旅行者の著しい増加を避けつつ外貨を獲得するねらいでしたが、客足の戻りに影響を与えたと指摘されています。
ホテル経営者
「コロナ禍が終わり観光客を受け入れる準備を進めてきたのに、人を雇えない。宿泊業者が多額のローンを抱えているからだ」
国外に移住する人が増加
観光ガイド10年以上のベテランで、日本にも留学経験があるドルジ・ノルブさん(35)はいま、海外に教育と就労の機会を求めてオーストラリアに行く計画をたてています。
観光ガイド ドルジ・ノルブさん
「昔はたくさん仕事があったのに、いま仕事がなくなった。海外の場合は、収入はちょっといいみたいだ」
地元メディアによると、国外に移住する人の数は、2022年の1年間で人口の2%にあたる1万6000人余りに増加したといいます。
インフレが生活を圧迫
さらにインフレが国民の生活を圧迫しています。背景には、食料などを多く輸入する隣国インドの物価高や、世界的なエネルギー価格の高騰があるとされています。
市場で買い物をしていた人は次のように話しました。
投資呼び込みへ新都市を建設
厳しい国内経済をどう立て直すのか。政府が取り組むのが、人々の幸福を重視しながらも、経済成長との両立を目指す政策です。

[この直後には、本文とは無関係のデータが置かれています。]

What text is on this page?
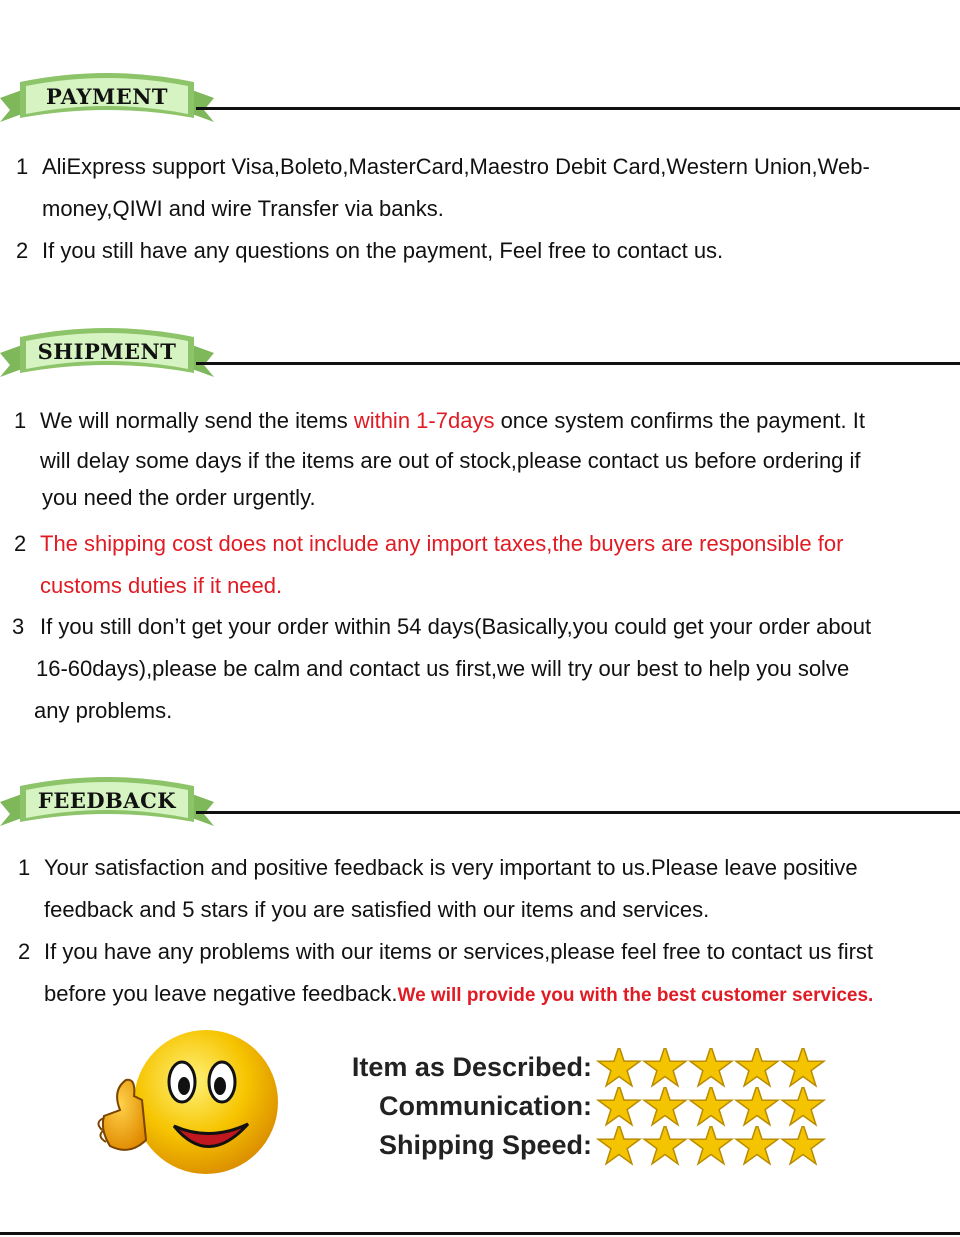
PAYMENT
1 AliExpress support Visa,Boleto,MasterCard,Maestro Debit Card,Western Union,Web-
money,QIWI and wire Transfer via banks.
2 If you still have any questions on the payment, Feel free to contact us.
SHIPMENT
1 We will normally send the items within 1-7days once system confirms the payment. It
will delay some days if the items are out of stock,please contact us before ordering if
you need the order urgently.
2 The shipping cost does not include any import taxes,the buyers are responsible for
customs duties if it need.
3 If you still don’t get your order within 54 days(Basically,you could get your order about
16-60days),please be calm and contact us first,we will try our best to help you solve
any problems.
FEEDBACK
1 Your satisfaction and positive feedback is very important to us.Please leave positive
feedback and 5 stars if you are satisfied with our items and services.
2 If you have any problems with our items or services,please feel free to contact us first
before you leave negative feedback.We will provide you with the best customer services.
Item as Described:
Communication:
Shipping Speed:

それが、新しい都市づくりです。物流が多いインドとの国境近くの1000平方キロメートルの広大な土地に国際空港や鉄道を建設し、国外からの投資を呼び込みます。
あわせて、寺院や、めい想のための施設なども整備し、自然や固有の文化との共生を目指します。
「幸福は経済と切り離せない」
2024年1月に就任したツェリン・トブゲイ首相は、雇用創出を柱としつつ、働く人の精神的な豊かさも尊重したいとしています。
ツェリン・トブゲイ首相
「幸福は経済と切り離して手に入れることはできない。新都市はブータンに進出する企業にとって、よい投資環境となり、ブータンにとっても、やりがいのある価値ある仕事を生み出す」
経済を発展させながらブータンならではの文化や価値観を守り、国民の幸福を追求できるか、注目されます。